Approaches I tried: (1) coupling arguments (2) showing that the $X_i$'s are negatively associated, which implies (exponential) Chernoff bounds. For an example of (1), a random walk whose step sizes (depending on position) are biased towards the origin is concentrated, via coupling to an unbiased random walk (martingale). I think (2) is more promising, but there are not many tools for proving negative association. I did manage to prove negative association for a coupon-collector type scenario, where the variables clearly have the property above.

Claim: Suppose each day, each of $m$ species of butterflies appears independently (with probability, say, $1 / m$, it doesn't matter). Let $X_t = 1$ if on day $t$, you see a new species of butterfly you haven't seen before, and $X_t = 0$ otherwise. Then the variables $X_1, \dots, X_n$ are negatively associated (implying their sum obeys Chernoff bounds).

Proof: We make use of the following three lemmas about negatively associated random variables, which appear to be the only tools for proving negative association (NA). (1) If $\sum_{i = 1}^m Y_i \leq 1$ with probability 1, then the $Y_i$ are NA. (2) If I have several NA collections of random variables that are independent of each other, then their union is also NA. (3) If $Y_1, \dots, Y_n$ are NA, and I apply functions $f_1, \dots, f_m$ that are all non-decreasing to disjoint subsets of the $Y_i$, then the resulting random variables are NA. To prove the claim, let $X_{tj} = 1$ if butterfly species $j$ is seen on day $t$. Let $Y_{tj} = 1$ iff $X_{tj} = 1$ but $X_{sj} = 0$ for all $s < t$; that is, iff you see species $j$ for the first time on day $t$. For fixed $j$, the variables $\{Y_{tj}\}_{1 \leq t \leq n}$ satisfy (1), thus are NA. Similarly, for $j \neq k$, the collections $\{Y_{tj}\}_{1 \leq t \leq n}$ and $\{Y_{tk}\}_{1 \leq t \leq n}$ are independent. Hence by (2), all the $Y_{tj}$ are NA (e.g., $\{Y_{tj}\}_{1 \leq t \leq n, 1 \leq j \leq m}$ is NA). Now for $1 \leq t \leq n$, let $X_t = f(Y_{t1}, \dots, Y_{tm})$, where $f$ is the OR function, e.g., $f(Y_{t1}, \dots, Y_{tm}) = 1$ iff there exists a $j$ for which $Y_{tj} = 1$. That is $X_t = 1$ iff you see a new species on day $t$. Clearly, $f$ is a non-decreasing function; hence the $X_t$ are NA. $\square$

Thanks in advance! :)

2

There are 2 best solutions below

4
On BEST ANSWER

Here is a counter-example that appears to work. Define the two infinite sequences A = 1011011011011011011011 ... and B = 0100100100100100100100 ... and put a probability mass of 1/2 on each. The resulting process satisfies the OP condition, but A averages out to 2/3 while B to 1/3, hence no concentration.

9
On

UPDATE: this answer is wrong, see the correct (accepted) one. Leaving this up for pedagogical reasons only.

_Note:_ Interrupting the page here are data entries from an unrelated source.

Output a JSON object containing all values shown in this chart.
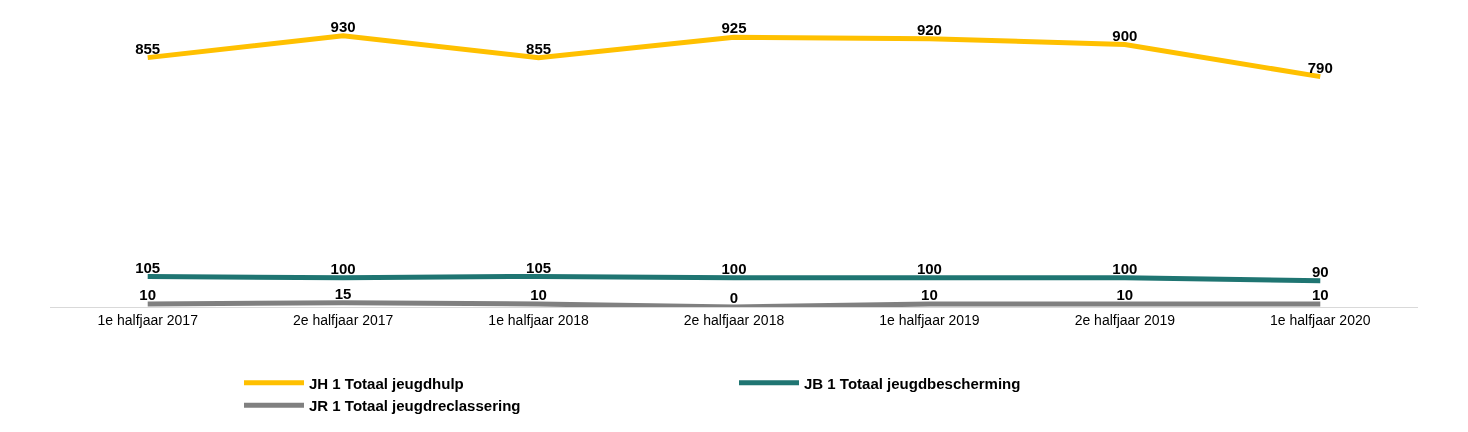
{
  "chart_data": {
    "type": "line",
    "categories": [
      "1e halfjaar 2017",
      "2e halfjaar 2017",
      "1e halfjaar 2018",
      "2e halfjaar 2018",
      "1e halfjaar 2019",
      "2e halfjaar 2019",
      "1e halfjaar 2020"
    ],
    "series": [
      {
        "name": "JH 1 Totaal jeugdhulp",
        "color": "#ffc000",
        "values": [
          855,
          930,
          855,
          925,
          920,
          900,
          790
        ]
      },
      {
        "name": "JB 1 Totaal jeugdbescherming",
        "color": "#1f7572",
        "values": [
          105,
          100,
          105,
          100,
          100,
          100,
          90
        ]
      },
      {
        "name": "JR 1 Totaal jeugdreclassering",
        "color": "#808080",
        "values": [
          10,
          15,
          10,
          0,
          10,
          10,
          10
        ]
      }
    ],
    "data_labels": true,
    "legend": "bottom",
    "grid": false,
    "marker": "none",
    "line_style": "solid",
    "tick_labels": "x"
  }
}
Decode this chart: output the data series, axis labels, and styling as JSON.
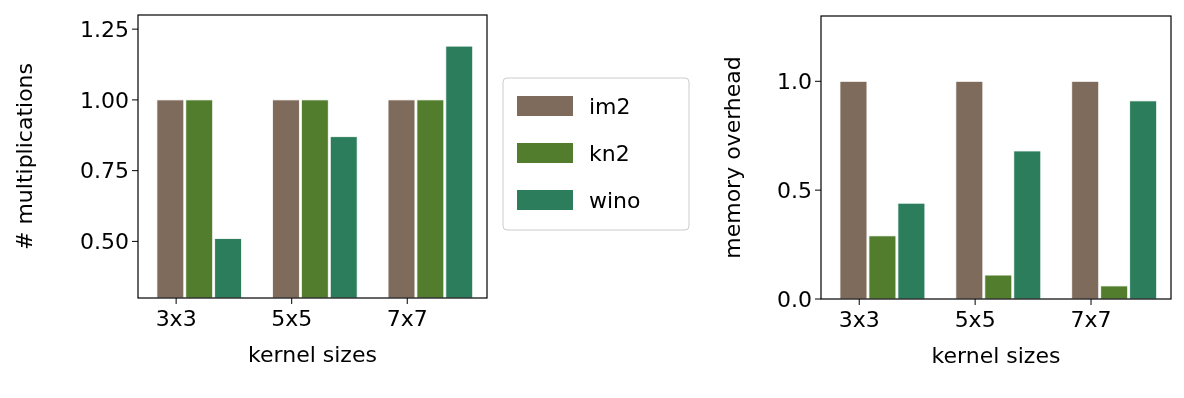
{
  "chart_data": [
    {
      "type": "bar",
      "xlabel": "kernel sizes",
      "ylabel": "# multiplications",
      "categories": [
        "3x3",
        "5x5",
        "7x7"
      ],
      "ylim": [
        0.3,
        1.3
      ],
      "yticks": [
        {
          "value": 0.5,
          "label": "0.50"
        },
        0.75,
        {
          "value": 1,
          "label": "1.00"
        },
        1.25
      ],
      "legend": "right",
      "series": [
        {
          "name": "im2",
          "color": "#7f6b5b",
          "values": [
            1,
            1,
            1
          ]
        },
        {
          "name": "kn2",
          "color": "#527d2c",
          "values": [
            1,
            1,
            1
          ]
        },
        {
          "name": "wino",
          "color": "#2b7d5c",
          "values": [
            0.51,
            0.87,
            1.19
          ]
        }
      ]
    },
    {
      "type": "bar",
      "xlabel": "kernel sizes",
      "ylabel": "memory overhead",
      "categories": [
        "3x3",
        "5x5",
        "7x7"
      ],
      "ylim": [
        0,
        1.3
      ],
      "yticks": [
        {
          "value": 0,
          "label": "0.0"
        },
        0.5,
        {
          "value": 1,
          "label": "1.0"
        }
      ],
      "series": [
        {
          "color": "#7f6b5b",
          "values": [
            1,
            1,
            1
          ]
        },
        {
          "color": "#527d2c",
          "values": [
            0.29,
            0.11,
            0.06
          ]
        },
        {
          "color": "#2b7d5c",
          "values": [
            0.44,
            0.68,
            0.91
          ]
        }
      ]
    }
  ]
}
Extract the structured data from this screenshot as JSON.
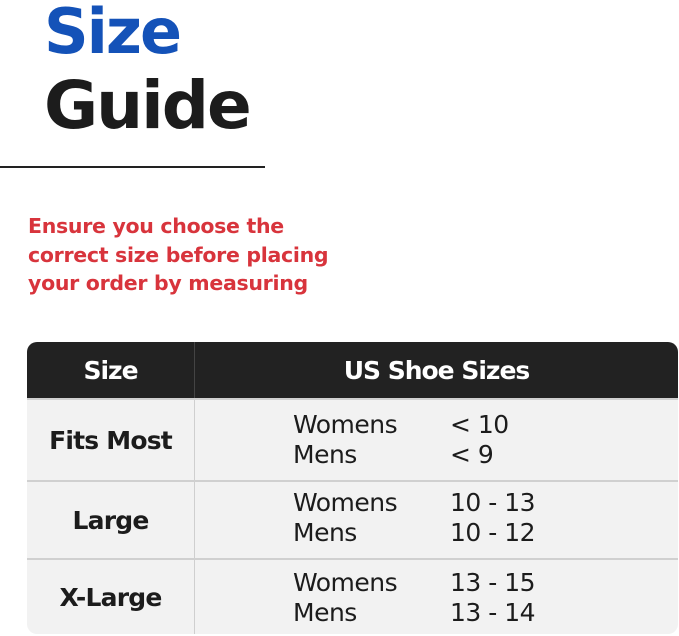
{
  "title": {
    "line1": "Size",
    "line2": "Guide"
  },
  "subtitle": [
    "Ensure you choose the",
    "correct size before placing",
    "your order by measuring"
  ],
  "table": {
    "headers": [
      "Size",
      "US Shoe Sizes"
    ],
    "rows": [
      {
        "size": "Fits Most",
        "entries": [
          {
            "group": "Womens",
            "range": "< 10"
          },
          {
            "group": "Mens",
            "range": "< 9"
          }
        ]
      },
      {
        "size": "Large",
        "entries": [
          {
            "group": "Womens",
            "range": "10 - 13"
          },
          {
            "group": "Mens",
            "range": "10 - 12"
          }
        ]
      },
      {
        "size": "X-Large",
        "entries": [
          {
            "group": "Womens",
            "range": "13 - 15"
          },
          {
            "group": "Mens",
            "range": "13 - 14"
          }
        ]
      }
    ]
  },
  "colors": {
    "title_blue": "#1452b8",
    "subtitle_red": "#d8343c",
    "header_bg": "#222222"
  }
}
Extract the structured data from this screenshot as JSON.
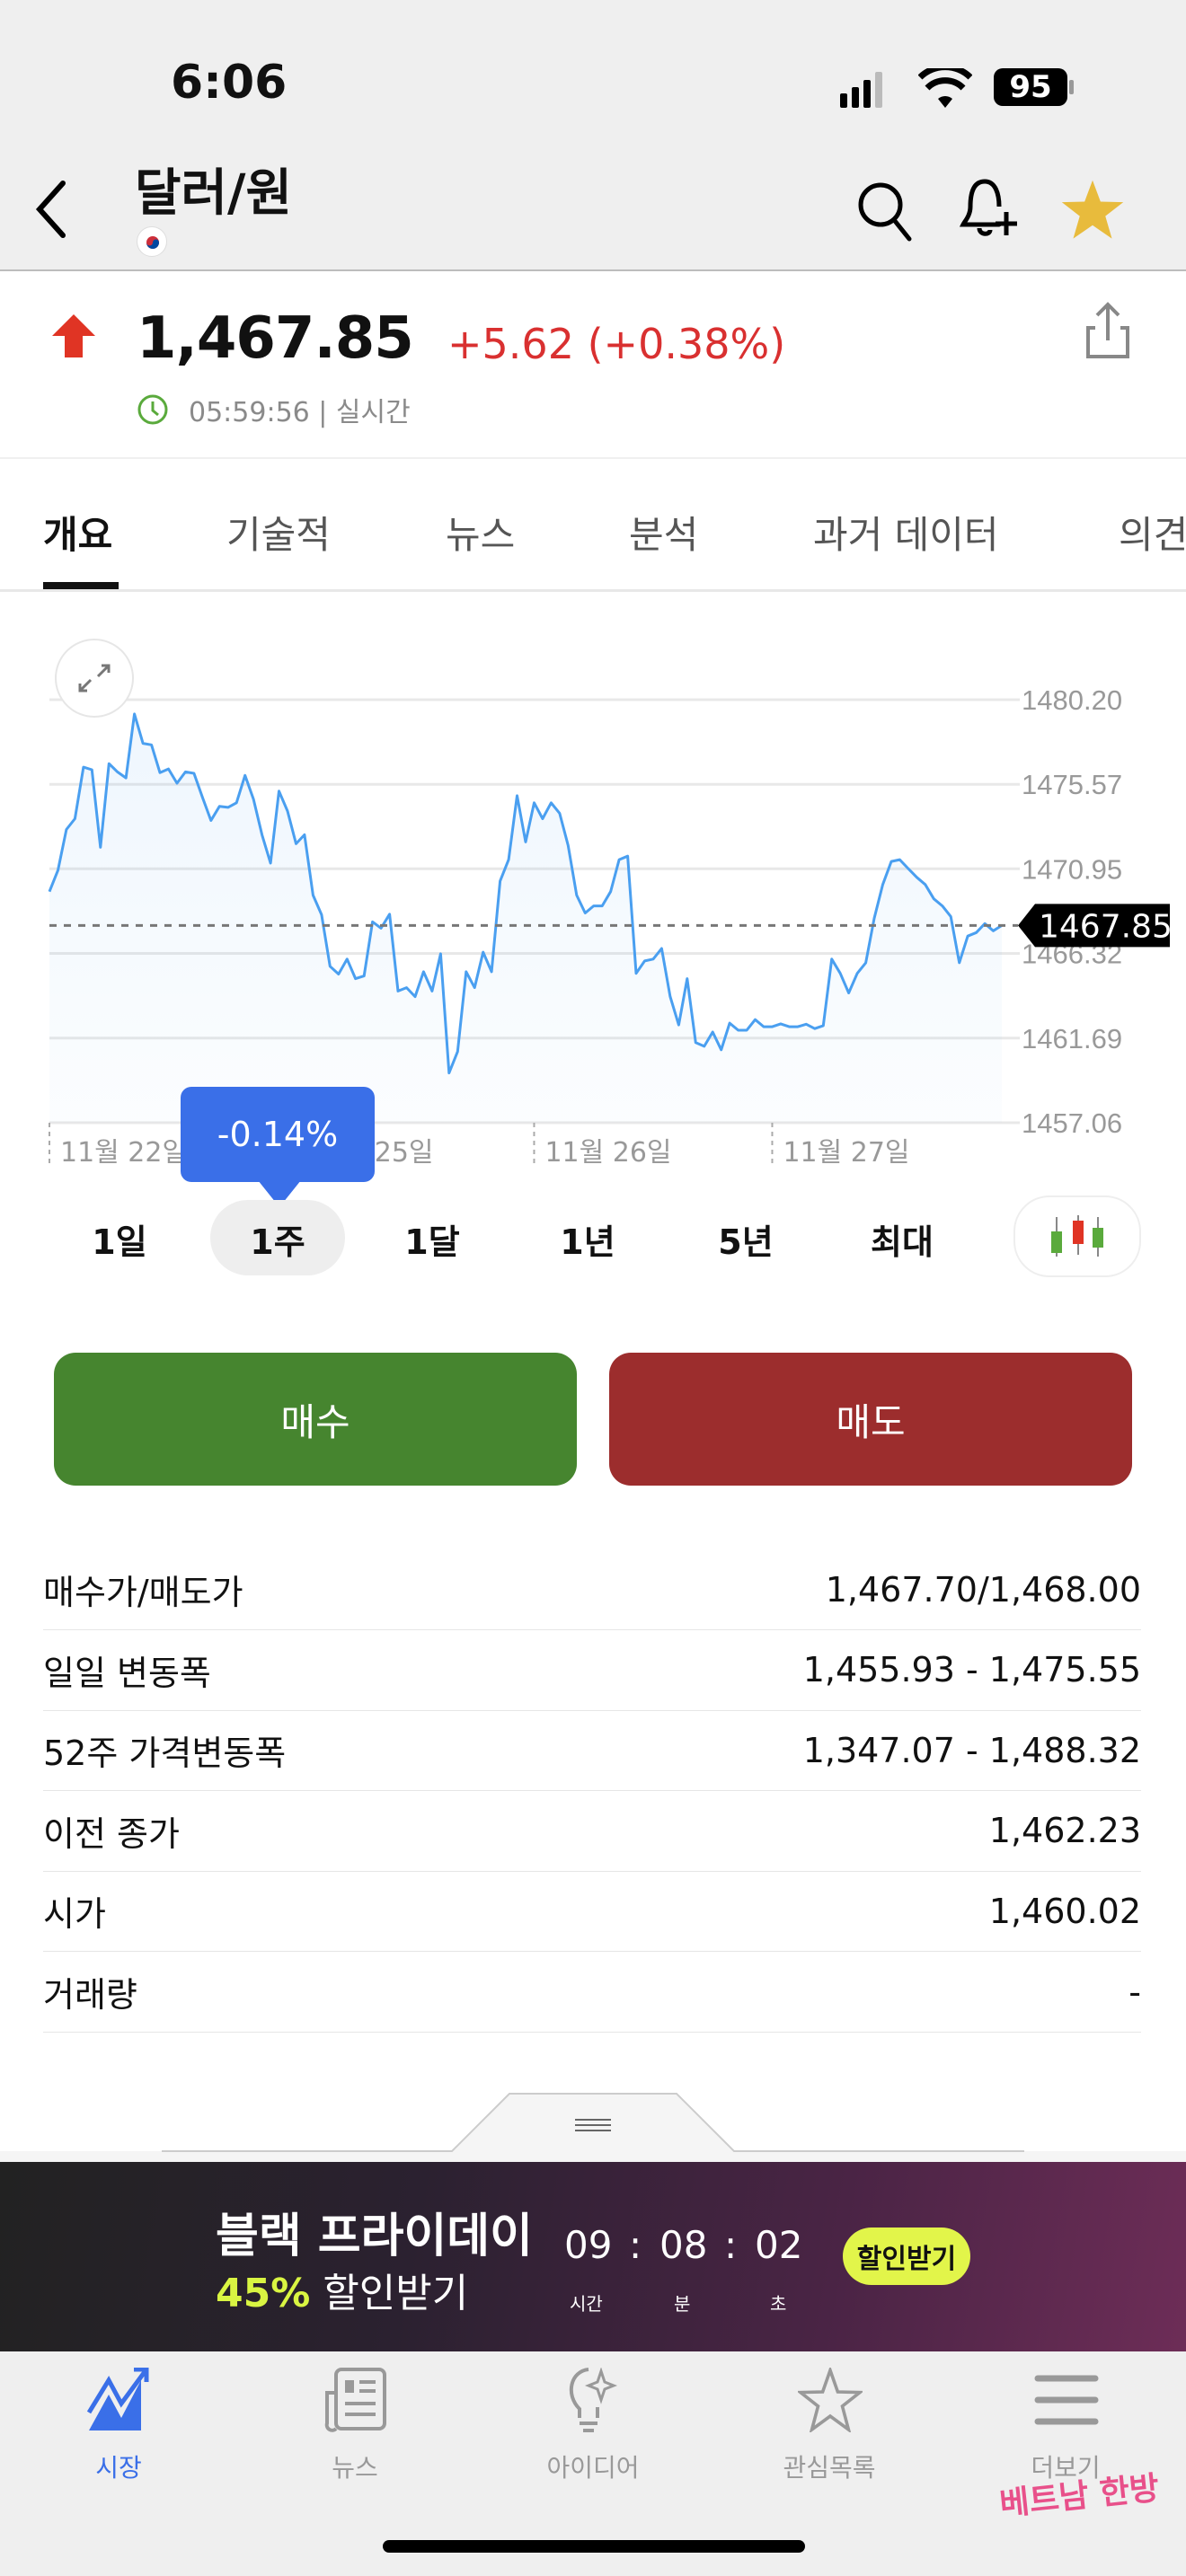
{
  "status_bar": {
    "time": "6:06",
    "battery": "95"
  },
  "header": {
    "title": "달러/원",
    "flag": "south-korea-flag",
    "icons": [
      "back-chevron-icon",
      "search-icon",
      "bell-plus-icon",
      "star-icon"
    ],
    "star_color": "#e8bb3c"
  },
  "quote": {
    "price": "1,467.85",
    "change": "+5.62 (+0.38%)",
    "direction": "up",
    "time": "05:59:56 | 실시간",
    "up_color": "#d93030"
  },
  "tabs": [
    {
      "label": "개요",
      "active": true
    },
    {
      "label": "기술적"
    },
    {
      "label": "뉴스"
    },
    {
      "label": "분석"
    },
    {
      "label": "과거 데이터"
    },
    {
      "label": "의견"
    }
  ],
  "chart_data": {
    "type": "area",
    "line_color": "#4a9ff0",
    "y_ticks": [
      1480.2,
      1475.57,
      1470.95,
      1466.32,
      1461.69,
      1457.06
    ],
    "ylim": [
      1457.06,
      1480.2
    ],
    "current_value": "1467.85",
    "x_ticks": [
      {
        "label": "11월 22일",
        "index": 0
      },
      {
        "label": "11월 25일",
        "index": 29
      },
      {
        "label": "11월 26일",
        "index": 57
      },
      {
        "label": "11월 27일",
        "index": 85
      }
    ],
    "values": [
      1469.7,
      1470.87,
      1473.1,
      1473.69,
      1476.51,
      1476.37,
      1472.13,
      1476.7,
      1476.25,
      1475.92,
      1479.42,
      1477.81,
      1477.73,
      1476.21,
      1476.41,
      1475.63,
      1476.25,
      1476.17,
      1474.85,
      1473.59,
      1474.37,
      1474.31,
      1474.56,
      1476.06,
      1474.76,
      1472.81,
      1471.26,
      1475.2,
      1474.11,
      1472.32,
      1472.81,
      1469.51,
      1468.44,
      1465.62,
      1465.19,
      1466.01,
      1464.94,
      1465.09,
      1468.05,
      1467.7,
      1468.47,
      1464.26,
      1464.45,
      1463.96,
      1465.32,
      1464.26,
      1466.3,
      1459.78,
      1460.95,
      1465.32,
      1464.45,
      1466.39,
      1465.32,
      1470.28,
      1471.45,
      1474.95,
      1472.42,
      1474.56,
      1473.69,
      1474.56,
      1473.98,
      1472.23,
      1469.51,
      1468.53,
      1468.92,
      1468.92,
      1469.7,
      1471.45,
      1471.64,
      1465.23,
      1465.91,
      1466.01,
      1466.59,
      1463.96,
      1462.41,
      1464.94,
      1461.44,
      1461.24,
      1462.02,
      1461.05,
      1462.51,
      1462.12,
      1462.12,
      1462.7,
      1462.31,
      1462.31,
      1462.47,
      1462.31,
      1462.31,
      1462.45,
      1462.21,
      1462.37,
      1466.01,
      1465.23,
      1464.16,
      1465.23,
      1465.81,
      1468.24,
      1470.09,
      1471.35,
      1471.45,
      1470.96,
      1470.48,
      1470.09,
      1469.31,
      1468.92,
      1468.34,
      1465.81,
      1467.27,
      1467.46,
      1467.95,
      1467.56,
      1467.85
    ],
    "grid": true
  },
  "tooltip": {
    "text": "-0.14%"
  },
  "periods": [
    {
      "label": "1일"
    },
    {
      "label": "1주",
      "active": true
    },
    {
      "label": "1달"
    },
    {
      "label": "1년"
    },
    {
      "label": "5년"
    },
    {
      "label": "최대"
    }
  ],
  "actions": {
    "buy": "매수",
    "sell": "매도",
    "buy_color": "#46852f",
    "sell_color": "#9c2d2d"
  },
  "stats": [
    {
      "label": "매수가/매도가",
      "value": "1,467.70/1,468.00"
    },
    {
      "label": "일일 변동폭",
      "value": "1,455.93 - 1,475.55"
    },
    {
      "label": "52주 가격변동폭",
      "value": "1,347.07 - 1,488.32"
    },
    {
      "label": "이전 종가",
      "value": "1,462.23"
    },
    {
      "label": "시가",
      "value": "1,460.02"
    },
    {
      "label": "거래량",
      "value": "-"
    }
  ],
  "banner": {
    "title": "블랙 프라이데이",
    "pct": "45%",
    "sub": "할인받기",
    "hours": "09",
    "minutes": "08",
    "seconds": "02",
    "hours_label": "시간",
    "minutes_label": "분",
    "seconds_label": "초",
    "sep": ":",
    "cta": "할인받기",
    "cta_color": "#e2f54a"
  },
  "nav": [
    {
      "label": "시장",
      "active": true
    },
    {
      "label": "뉴스"
    },
    {
      "label": "아이디어"
    },
    {
      "label": "관심목록"
    },
    {
      "label": "더보기"
    }
  ],
  "watermark": "베트남 한방"
}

Since you allowed non-strictly decreasing functions, constant ones are allowed in particular. Thus, the process where $P(X_1=X_2=\ldots=X_n=0)=P(X_1=X_2=\ldots=X_n=1)=1/2$ is covered by this setting. In this case, you obviously don't get any non-trivial concentration. I'm afraid imposing strict decreasing won't make things any better: just infinitesimally perturb my example.